Fortunately there were a number of options available to me. 

In the video:
  • Industrial laser
  • Bandsaw
  • Drop saw
  • Grinder
  • Dremel with spinning blade made of copy paper

Spamwich

Posted by Brody

After finishing the
last challenge
I went out and bought all the stuff I missed, and a bunch of stuff I'd never eaten for the next challenge (I'll leave it as an exercise to the reader to figure out which). Yes, all of this did cost more than I spent on food during the previous challenge. A lot more.

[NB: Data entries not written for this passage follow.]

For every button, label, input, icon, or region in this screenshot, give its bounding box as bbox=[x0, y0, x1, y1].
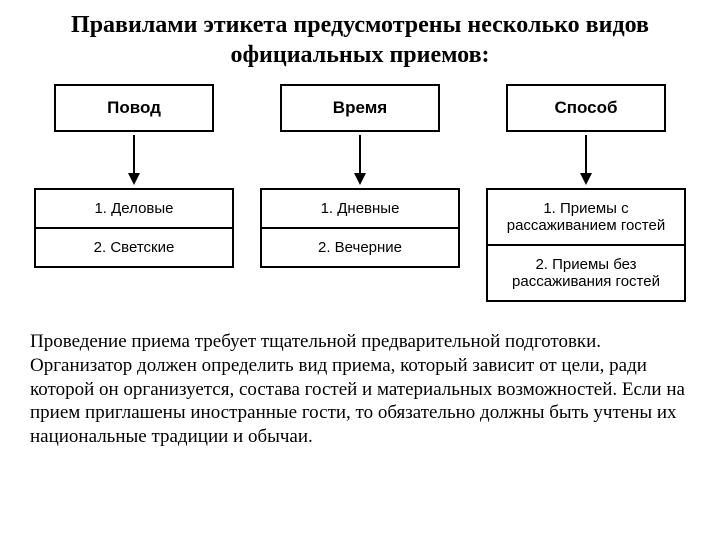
item-cell: 2. Вечерние bbox=[262, 227, 458, 266]
items-box: 1. Приемы с рассаживанием гостей 2. Прие… bbox=[486, 188, 686, 302]
diagram-column-1: Время 1. Дневные 2. Вечерние bbox=[256, 84, 464, 302]
diagram-column-0: Повод 1. Деловые 2. Светские bbox=[30, 84, 238, 302]
arrow-down-icon bbox=[124, 132, 144, 188]
diagram-container: Повод 1. Деловые 2. Светские Время 1. Дн… bbox=[30, 84, 690, 302]
page-title: Правилами этикета предусмотрены нескольк… bbox=[30, 10, 690, 70]
column-header: Повод bbox=[54, 84, 214, 132]
item-cell: 1. Деловые bbox=[36, 190, 232, 227]
item-cell: 1. Дневные bbox=[262, 190, 458, 227]
item-cell: 1. Приемы с рассаживанием гостей bbox=[488, 190, 684, 244]
items-box: 1. Дневные 2. Вечерние bbox=[260, 188, 460, 268]
items-box: 1. Деловые 2. Светские bbox=[34, 188, 234, 268]
arrow-down-icon bbox=[576, 132, 596, 188]
item-cell: 2. Светские bbox=[36, 227, 232, 266]
body-paragraph: Проведение приема требует тщательной пре… bbox=[30, 330, 690, 449]
arrow-down-icon bbox=[350, 132, 370, 188]
column-header: Время bbox=[280, 84, 440, 132]
diagram-column-2: Способ 1. Приемы с рассаживанием гостей … bbox=[482, 84, 690, 302]
column-header: Способ bbox=[506, 84, 666, 132]
item-cell: 2. Приемы без рассаживания гостей bbox=[488, 244, 684, 300]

For a time it was good. I had fruit, wine, tea, coffee, cheese, bread, and fresh vegetables. But it came time to embark on the next culinary caper, and much sooner than I was happy about I was getting to know a spamwich -- a spam sandwich:












Probably better that you can't see the contents. Just imagine what your cat eats, and be glad you're eating neither.

Thursday, July 8, 2010

The Rules

Posted by Logan
  1. Food eaten must be, to the best of one's recollection, food you have never eaten before.
  2. Exception One: 'enabling food'; cereal requires milk, Indian food requires rice, and so on.
  3. Exception Two: you may eat more than one serving of a new food if it is the same day.
  4. Food eaten must be in the spirit of Trying New Stuff.
  5. The week begins at 6pm, Friday 09 July, and ends at 6pm, Friday 16 July.
Gentlemen, start your Delhi bellies.